I use Adobe Premiere Pro to make captions for my YouTube videos easily.
My current workflow uses Camtasia to do the screen captures. I’m still learning so I’ll probably get more efficient as I go.
Once I’ve got a draft of the video ready, I export it from Camtasia into an MP4. I take that video and load it into Adobe Premiere Pro and use its closed captioning features to get a transcript of the audio. I can revise the script inside of Premiere.
Premiere will play back the video with a text cursor tracking the video. This makes it possible to stay synchronized when I re-record the audio with Audacity. (Even if I’ve made changes to the script.) My initial audio recording has a lot of keypress noises that I want to get rid of.
There is an advantage to importing the audio from Audacity’s .MP3: if I need to correct the audio later, I just need to change the MP3 itself. Camtasia imports the audio anew each time it starts. If I respect timing, the final audio will get my adjustments automagically. This is even true if I’ve split up the audio and rearranged it. One example of a later stage adjustment is to remove breath sounds. I still am learning audio recording techniques.
Once I have the video completely finished and ready to upload to YouTube, I load the MP4 into Premiere again and create a final transcription of the video. I edit it to correct voice recognition errors and to improve punctuation. This preserves the synchronization between the text and the video. I then export the captions into an .SRT file.
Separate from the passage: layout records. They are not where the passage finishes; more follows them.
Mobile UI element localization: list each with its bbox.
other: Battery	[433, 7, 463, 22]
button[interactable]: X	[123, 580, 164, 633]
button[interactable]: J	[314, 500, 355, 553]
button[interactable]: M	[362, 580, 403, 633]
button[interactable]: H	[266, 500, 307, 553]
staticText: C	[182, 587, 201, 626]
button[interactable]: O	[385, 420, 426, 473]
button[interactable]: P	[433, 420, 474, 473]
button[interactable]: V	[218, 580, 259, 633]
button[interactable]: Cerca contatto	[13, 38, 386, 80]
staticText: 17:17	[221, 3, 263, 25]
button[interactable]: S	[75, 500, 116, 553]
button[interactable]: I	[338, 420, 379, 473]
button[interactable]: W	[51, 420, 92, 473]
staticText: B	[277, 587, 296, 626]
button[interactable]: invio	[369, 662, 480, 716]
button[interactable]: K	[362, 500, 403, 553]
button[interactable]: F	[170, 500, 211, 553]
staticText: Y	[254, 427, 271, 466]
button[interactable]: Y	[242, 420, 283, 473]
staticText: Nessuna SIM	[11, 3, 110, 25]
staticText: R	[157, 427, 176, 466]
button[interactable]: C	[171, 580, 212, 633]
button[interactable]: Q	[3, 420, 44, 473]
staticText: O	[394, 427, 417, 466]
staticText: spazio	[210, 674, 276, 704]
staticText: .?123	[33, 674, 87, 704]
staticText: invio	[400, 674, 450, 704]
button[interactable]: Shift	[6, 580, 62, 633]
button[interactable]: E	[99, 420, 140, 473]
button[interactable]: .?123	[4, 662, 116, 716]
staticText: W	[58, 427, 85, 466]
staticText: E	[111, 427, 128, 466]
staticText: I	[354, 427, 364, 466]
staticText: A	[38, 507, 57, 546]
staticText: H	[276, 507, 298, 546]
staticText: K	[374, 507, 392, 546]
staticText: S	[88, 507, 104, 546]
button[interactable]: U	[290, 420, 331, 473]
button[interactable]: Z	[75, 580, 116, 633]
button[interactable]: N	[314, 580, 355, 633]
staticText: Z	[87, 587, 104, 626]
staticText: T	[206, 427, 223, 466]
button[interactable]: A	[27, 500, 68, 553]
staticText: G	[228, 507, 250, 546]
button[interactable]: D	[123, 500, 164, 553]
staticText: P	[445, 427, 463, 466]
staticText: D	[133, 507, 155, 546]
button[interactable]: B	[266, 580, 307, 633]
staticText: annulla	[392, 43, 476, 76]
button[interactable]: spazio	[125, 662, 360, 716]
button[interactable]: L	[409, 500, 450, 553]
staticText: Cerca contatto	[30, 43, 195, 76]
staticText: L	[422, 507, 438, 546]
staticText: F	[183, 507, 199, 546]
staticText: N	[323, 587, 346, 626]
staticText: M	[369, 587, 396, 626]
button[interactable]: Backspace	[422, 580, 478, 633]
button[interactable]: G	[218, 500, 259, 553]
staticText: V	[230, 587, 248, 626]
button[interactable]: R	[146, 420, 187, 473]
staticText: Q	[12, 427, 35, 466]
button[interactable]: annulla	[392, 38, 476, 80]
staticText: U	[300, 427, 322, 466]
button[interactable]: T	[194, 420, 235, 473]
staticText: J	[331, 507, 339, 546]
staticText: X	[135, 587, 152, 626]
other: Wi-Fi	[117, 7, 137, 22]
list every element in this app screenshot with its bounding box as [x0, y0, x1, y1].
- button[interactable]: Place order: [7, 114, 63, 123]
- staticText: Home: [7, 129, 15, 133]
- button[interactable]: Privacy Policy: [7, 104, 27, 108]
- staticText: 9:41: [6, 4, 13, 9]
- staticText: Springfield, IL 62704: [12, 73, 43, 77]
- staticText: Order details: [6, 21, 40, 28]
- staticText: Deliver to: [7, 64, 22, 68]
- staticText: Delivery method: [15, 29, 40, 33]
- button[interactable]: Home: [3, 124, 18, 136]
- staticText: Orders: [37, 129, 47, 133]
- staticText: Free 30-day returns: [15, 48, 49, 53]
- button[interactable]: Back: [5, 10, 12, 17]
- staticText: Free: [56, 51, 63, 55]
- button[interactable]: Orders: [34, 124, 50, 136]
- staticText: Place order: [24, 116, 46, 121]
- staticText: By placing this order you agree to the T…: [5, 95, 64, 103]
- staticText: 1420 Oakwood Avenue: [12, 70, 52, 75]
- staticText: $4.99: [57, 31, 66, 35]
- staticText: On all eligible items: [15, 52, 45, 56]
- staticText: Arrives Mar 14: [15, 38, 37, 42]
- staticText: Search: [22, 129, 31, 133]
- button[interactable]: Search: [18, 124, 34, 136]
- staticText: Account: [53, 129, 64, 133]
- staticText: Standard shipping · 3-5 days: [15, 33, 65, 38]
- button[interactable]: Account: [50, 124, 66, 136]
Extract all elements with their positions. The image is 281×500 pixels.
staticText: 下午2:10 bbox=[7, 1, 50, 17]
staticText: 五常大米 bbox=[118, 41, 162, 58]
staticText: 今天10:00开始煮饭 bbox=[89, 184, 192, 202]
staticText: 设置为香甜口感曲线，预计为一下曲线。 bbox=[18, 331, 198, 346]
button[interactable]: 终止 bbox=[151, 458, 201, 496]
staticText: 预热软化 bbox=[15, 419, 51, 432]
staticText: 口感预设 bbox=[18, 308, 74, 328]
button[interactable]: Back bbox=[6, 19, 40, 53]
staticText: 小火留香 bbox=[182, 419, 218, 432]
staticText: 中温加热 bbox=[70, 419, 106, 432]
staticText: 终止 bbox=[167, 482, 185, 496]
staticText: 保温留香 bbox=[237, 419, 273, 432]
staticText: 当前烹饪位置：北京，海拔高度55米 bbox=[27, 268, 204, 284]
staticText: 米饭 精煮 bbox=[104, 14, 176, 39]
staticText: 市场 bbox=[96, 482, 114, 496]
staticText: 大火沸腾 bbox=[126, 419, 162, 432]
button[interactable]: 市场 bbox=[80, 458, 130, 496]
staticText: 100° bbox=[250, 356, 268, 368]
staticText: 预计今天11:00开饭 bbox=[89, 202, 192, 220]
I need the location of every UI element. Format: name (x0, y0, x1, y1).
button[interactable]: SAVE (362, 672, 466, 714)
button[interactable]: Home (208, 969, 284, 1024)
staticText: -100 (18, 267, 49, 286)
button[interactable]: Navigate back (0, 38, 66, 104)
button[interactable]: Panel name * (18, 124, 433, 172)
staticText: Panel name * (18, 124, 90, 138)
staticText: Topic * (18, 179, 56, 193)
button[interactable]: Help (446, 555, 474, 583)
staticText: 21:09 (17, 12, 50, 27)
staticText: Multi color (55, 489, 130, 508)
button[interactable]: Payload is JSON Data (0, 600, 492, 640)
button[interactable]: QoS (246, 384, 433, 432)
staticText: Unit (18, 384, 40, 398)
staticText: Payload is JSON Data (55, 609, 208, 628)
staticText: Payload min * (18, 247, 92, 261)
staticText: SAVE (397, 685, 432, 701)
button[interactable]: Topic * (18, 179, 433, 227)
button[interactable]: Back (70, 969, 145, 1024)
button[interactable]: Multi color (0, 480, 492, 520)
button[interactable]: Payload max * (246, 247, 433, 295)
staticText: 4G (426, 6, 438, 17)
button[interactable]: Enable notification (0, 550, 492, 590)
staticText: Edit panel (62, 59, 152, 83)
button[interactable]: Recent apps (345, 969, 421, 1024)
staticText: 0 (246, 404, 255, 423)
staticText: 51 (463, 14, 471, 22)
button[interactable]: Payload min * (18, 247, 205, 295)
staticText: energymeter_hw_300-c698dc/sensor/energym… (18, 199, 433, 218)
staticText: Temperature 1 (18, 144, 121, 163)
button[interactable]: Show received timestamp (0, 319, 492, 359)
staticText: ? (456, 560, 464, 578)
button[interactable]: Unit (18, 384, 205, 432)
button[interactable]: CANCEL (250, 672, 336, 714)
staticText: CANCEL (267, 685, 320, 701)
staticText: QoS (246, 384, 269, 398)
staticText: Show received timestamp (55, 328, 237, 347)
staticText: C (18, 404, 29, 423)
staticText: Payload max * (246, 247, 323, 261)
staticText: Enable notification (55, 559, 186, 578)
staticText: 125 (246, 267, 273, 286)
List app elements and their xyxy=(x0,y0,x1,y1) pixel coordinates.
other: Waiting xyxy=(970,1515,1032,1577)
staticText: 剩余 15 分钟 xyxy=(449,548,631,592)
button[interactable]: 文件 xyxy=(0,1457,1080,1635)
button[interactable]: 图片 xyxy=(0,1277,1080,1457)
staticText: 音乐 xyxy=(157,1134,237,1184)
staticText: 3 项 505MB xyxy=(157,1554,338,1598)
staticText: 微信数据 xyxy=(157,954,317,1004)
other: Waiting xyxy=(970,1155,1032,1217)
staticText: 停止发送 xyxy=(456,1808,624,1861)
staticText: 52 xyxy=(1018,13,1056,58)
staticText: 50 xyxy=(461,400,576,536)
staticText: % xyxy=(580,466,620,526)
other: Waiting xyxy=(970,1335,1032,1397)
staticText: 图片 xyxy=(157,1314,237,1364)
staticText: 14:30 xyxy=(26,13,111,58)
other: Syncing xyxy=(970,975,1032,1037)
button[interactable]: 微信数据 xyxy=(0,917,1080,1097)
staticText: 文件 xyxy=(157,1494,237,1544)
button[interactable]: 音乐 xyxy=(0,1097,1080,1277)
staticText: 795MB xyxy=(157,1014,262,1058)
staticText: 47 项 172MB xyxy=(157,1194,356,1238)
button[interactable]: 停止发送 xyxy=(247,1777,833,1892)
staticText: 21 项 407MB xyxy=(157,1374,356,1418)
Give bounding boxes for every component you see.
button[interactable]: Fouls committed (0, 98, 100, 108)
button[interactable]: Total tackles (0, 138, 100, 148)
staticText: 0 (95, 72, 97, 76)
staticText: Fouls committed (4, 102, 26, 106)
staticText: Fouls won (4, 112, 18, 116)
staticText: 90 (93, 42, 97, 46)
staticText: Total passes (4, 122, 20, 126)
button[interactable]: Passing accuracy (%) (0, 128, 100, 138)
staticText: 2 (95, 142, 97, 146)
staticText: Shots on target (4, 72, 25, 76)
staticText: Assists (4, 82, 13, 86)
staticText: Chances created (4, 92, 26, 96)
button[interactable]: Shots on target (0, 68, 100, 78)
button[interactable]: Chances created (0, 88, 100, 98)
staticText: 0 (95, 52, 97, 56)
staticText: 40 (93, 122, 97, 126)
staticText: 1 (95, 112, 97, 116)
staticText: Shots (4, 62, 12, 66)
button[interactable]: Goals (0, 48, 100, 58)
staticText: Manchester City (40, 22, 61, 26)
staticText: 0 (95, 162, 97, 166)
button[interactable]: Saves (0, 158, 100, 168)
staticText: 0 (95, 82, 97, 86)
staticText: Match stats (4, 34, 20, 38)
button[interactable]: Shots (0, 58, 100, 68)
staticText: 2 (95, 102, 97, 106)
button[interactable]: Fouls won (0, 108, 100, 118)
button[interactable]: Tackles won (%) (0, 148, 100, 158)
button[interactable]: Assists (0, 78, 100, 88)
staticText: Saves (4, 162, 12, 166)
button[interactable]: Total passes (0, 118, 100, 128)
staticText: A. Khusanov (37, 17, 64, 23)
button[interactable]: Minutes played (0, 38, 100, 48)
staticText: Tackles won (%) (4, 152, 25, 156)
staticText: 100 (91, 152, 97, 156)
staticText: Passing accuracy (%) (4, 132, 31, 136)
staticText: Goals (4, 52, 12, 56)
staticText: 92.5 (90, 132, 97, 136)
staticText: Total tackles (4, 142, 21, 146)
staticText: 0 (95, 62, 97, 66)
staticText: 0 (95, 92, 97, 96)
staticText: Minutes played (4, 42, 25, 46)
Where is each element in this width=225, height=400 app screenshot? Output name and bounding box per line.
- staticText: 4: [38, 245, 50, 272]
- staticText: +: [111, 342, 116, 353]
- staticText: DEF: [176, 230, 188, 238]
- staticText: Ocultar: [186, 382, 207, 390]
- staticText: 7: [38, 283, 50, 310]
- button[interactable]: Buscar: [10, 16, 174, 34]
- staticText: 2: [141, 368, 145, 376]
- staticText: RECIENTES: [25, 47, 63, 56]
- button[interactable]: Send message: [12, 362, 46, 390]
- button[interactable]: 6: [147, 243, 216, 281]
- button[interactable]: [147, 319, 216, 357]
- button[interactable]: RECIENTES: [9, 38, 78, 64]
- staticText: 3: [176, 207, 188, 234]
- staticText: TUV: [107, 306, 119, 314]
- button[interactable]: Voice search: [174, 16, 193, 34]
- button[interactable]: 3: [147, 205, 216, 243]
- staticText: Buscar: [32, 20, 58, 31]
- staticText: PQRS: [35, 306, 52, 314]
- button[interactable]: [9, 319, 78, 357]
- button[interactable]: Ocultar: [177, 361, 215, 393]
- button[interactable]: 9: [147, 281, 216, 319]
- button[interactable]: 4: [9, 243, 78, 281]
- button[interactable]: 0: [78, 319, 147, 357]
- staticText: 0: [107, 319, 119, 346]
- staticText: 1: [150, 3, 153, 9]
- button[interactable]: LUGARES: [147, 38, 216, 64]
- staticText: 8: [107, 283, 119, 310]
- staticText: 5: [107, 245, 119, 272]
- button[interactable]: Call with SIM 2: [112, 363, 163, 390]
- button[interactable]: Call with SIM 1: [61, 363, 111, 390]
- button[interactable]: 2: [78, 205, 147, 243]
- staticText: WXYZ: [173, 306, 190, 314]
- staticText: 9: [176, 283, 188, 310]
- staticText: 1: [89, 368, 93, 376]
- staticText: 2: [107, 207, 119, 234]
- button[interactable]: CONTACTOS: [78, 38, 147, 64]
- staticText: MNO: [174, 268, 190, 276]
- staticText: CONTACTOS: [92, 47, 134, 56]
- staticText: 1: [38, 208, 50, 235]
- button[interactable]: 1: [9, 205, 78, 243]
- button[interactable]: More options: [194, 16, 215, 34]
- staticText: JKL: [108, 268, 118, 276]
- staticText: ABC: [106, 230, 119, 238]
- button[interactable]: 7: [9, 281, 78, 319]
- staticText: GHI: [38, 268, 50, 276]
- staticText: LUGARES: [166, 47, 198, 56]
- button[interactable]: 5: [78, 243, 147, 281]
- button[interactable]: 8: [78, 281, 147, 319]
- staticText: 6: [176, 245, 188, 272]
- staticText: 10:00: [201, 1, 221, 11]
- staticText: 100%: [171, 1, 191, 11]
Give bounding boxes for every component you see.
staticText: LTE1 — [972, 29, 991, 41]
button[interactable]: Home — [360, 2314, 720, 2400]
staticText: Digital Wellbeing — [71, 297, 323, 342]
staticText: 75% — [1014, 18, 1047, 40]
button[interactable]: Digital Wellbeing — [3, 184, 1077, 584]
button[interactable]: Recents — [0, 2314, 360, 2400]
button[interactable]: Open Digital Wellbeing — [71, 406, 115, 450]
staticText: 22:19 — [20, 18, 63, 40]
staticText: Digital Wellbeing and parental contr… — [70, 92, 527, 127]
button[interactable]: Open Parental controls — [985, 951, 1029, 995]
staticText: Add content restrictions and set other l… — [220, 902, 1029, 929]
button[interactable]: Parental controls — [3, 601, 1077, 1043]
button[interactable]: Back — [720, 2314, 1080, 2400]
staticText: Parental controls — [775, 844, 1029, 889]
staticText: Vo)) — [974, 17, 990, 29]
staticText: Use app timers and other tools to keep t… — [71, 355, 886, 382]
This is much less work than trying to create the captions manually.
Once I’ve uploaded the video to YouTube, I go to the edit captions section and upload the saved captions. I play the captions through and use YouTube’s interface to correct the errors that I didn’t notice inside of Premiere. This is my first effort at this process: The Symbols Section of Words’s Equation Tab.
It’s nice to have several tools available at once.